Process art
Process art is an artistic movement that arose in the late 1960s, prioritizing the physical and conceptual processes of creation—such as material manipulation, chance operations, and environmental interactions—over predetermined forms or permanent outcomes, often yielding works that visibly retain traces of their making or undergo transformation.[1][2]Key characteristics include the use of mutable, non-archival materials like latex, fiberglass, or felt, which emphasize entropy, gravity, and impermanence, thereby subverting the modernist ideal of the static art object.[2][1]

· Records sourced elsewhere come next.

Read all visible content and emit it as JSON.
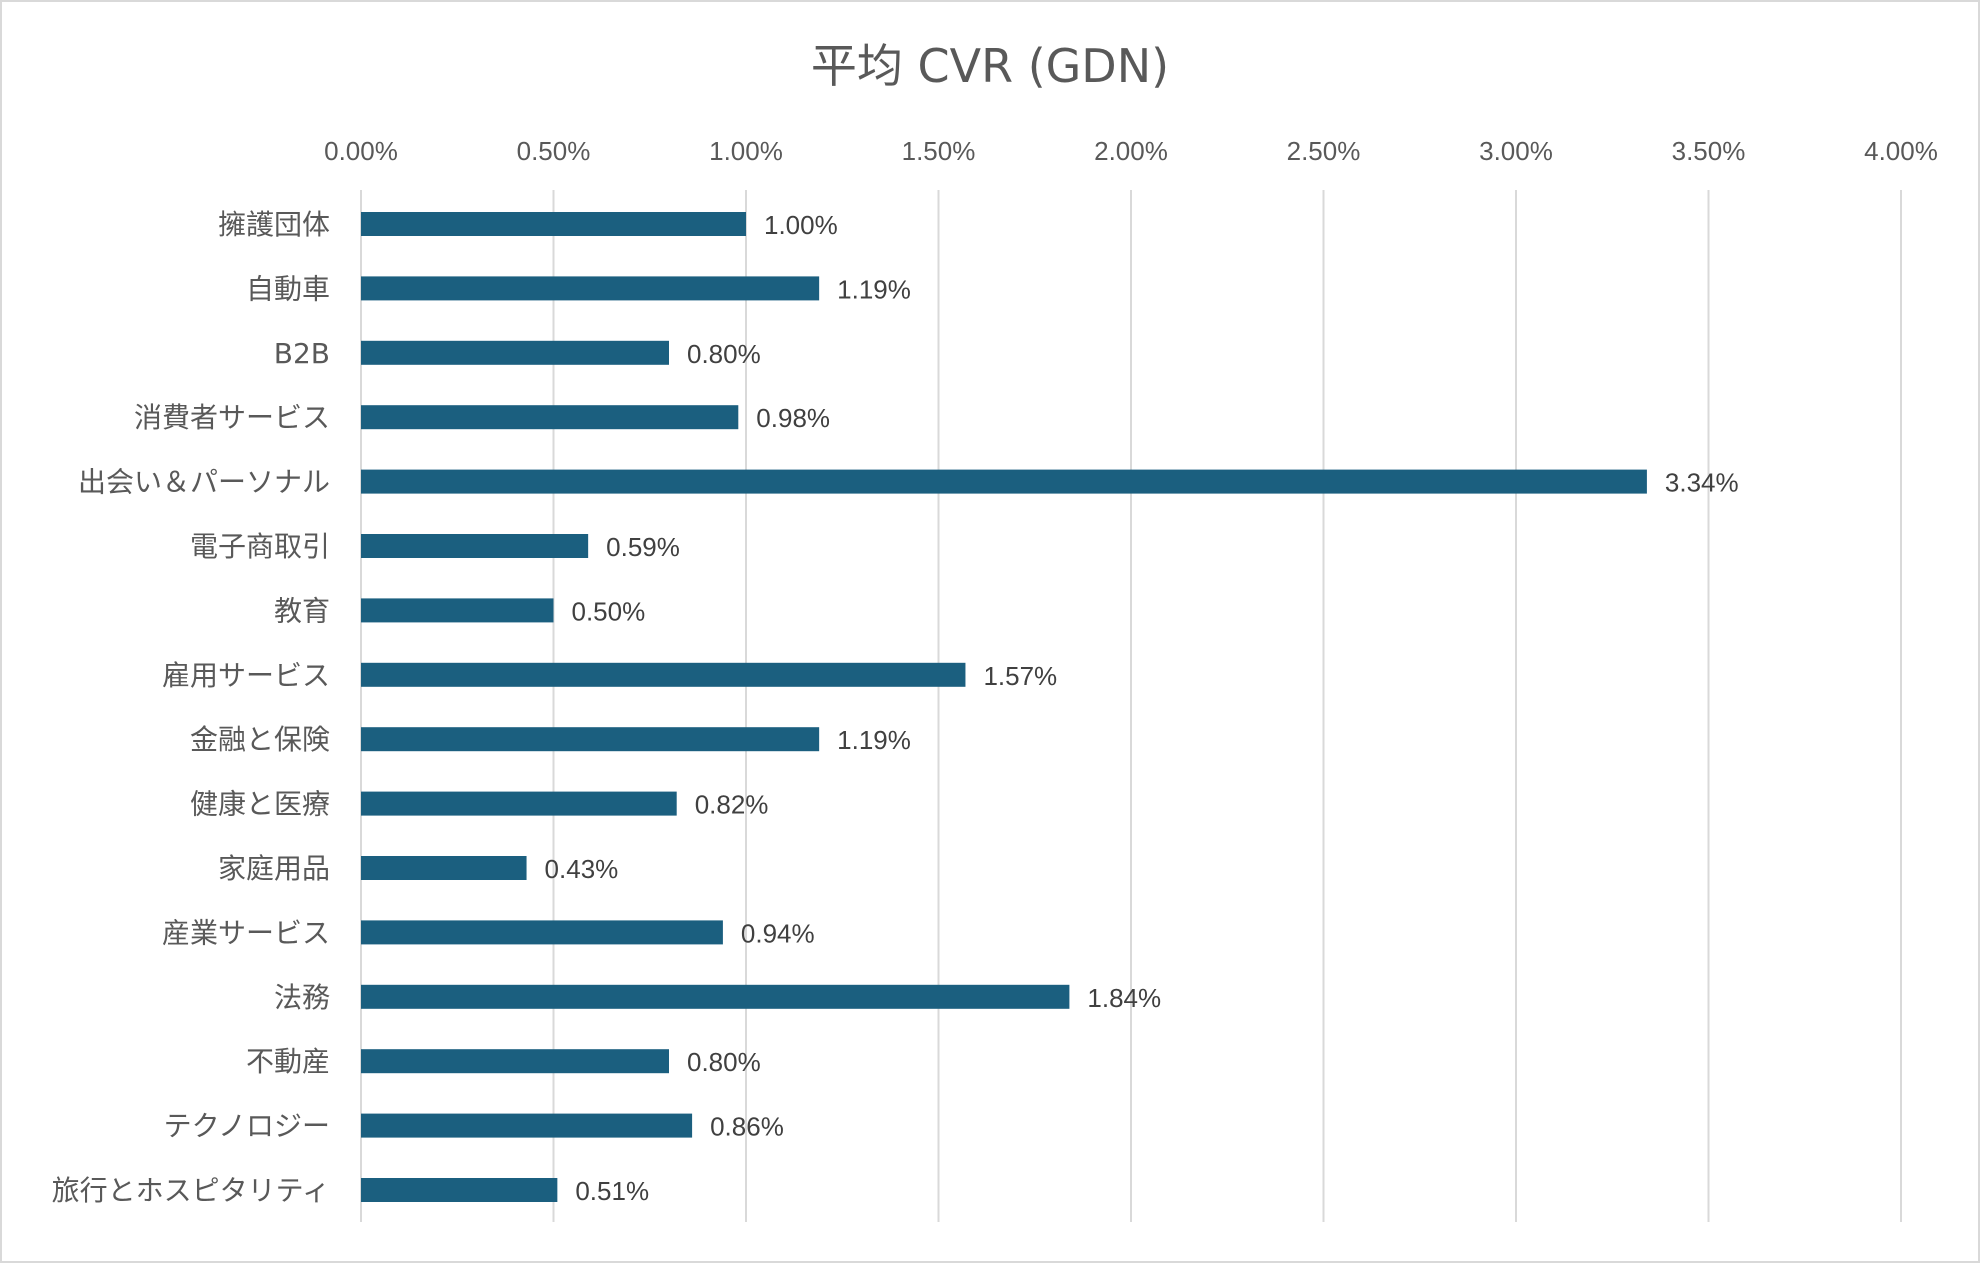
{
  "chart_data": {
    "type": "bar",
    "orientation": "horizontal",
    "title": "平均 CVR (GDN)",
    "xlabel": "",
    "ylabel": "",
    "axis_position": "top",
    "xlim": [
      0,
      0.04
    ],
    "ticks": [
      0,
      0.005,
      0.01,
      0.015,
      0.02,
      0.025,
      0.03,
      0.035,
      0.04
    ],
    "tick_labels": [
      "0.00%",
      "0.50%",
      "1.00%",
      "1.50%",
      "2.00%",
      "2.50%",
      "3.00%",
      "3.50%",
      "4.00%"
    ],
    "grid": true,
    "legend": "none",
    "bar_color": "#1b5f7f",
    "categories": [
      "擁護団体",
      "自動車",
      "B2B",
      "消費者サービス",
      "出会い＆パーソナル",
      "電子商取引",
      "教育",
      "雇用サービス",
      "金融と保険",
      "健康と医療",
      "家庭用品",
      "産業サービス",
      "法務",
      "不動産",
      "テクノロジー",
      "旅行とホスピタリティ"
    ],
    "values": [
      0.01,
      0.0119,
      0.008,
      0.0098,
      0.0334,
      0.0059,
      0.005,
      0.0157,
      0.0119,
      0.0082,
      0.0043,
      0.0094,
      0.0184,
      0.008,
      0.0086,
      0.0051
    ],
    "data_labels": [
      "1.00%",
      "1.19%",
      "0.80%",
      "0.98%",
      "3.34%",
      "0.59%",
      "0.50%",
      "1.57%",
      "1.19%",
      "0.82%",
      "0.43%",
      "0.94%",
      "1.84%",
      "0.80%",
      "0.86%",
      "0.51%"
    ]
  }
}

Prominent artists include Robert Morris, whose "anti-form" approach involved draped or piled soft sculptures to highlight process and contingency; Eva Hesse, who employed industrial materials in contingent, deteriorating forms; and Richard Serra, known for site-specific actions like splashing molten lead to capture performative immediacy.[2][1]
Emerging as a response to minimalism's rigid geometries and industrial finishes, process art extended abstract expressionist precedents like Jackson Pollock's action-oriented drips while aligning with post-minimalist tendencies toward ephemerality and anti-commodification, rendering many works resistant to traditional gallery sales or preservation.[1][2]
Its defining impact rests in redefining artistic value through labor and material agency, influencing subsequent practices in installation, land art, and performance by underscoring art's inherent instability over marketable finality.[2]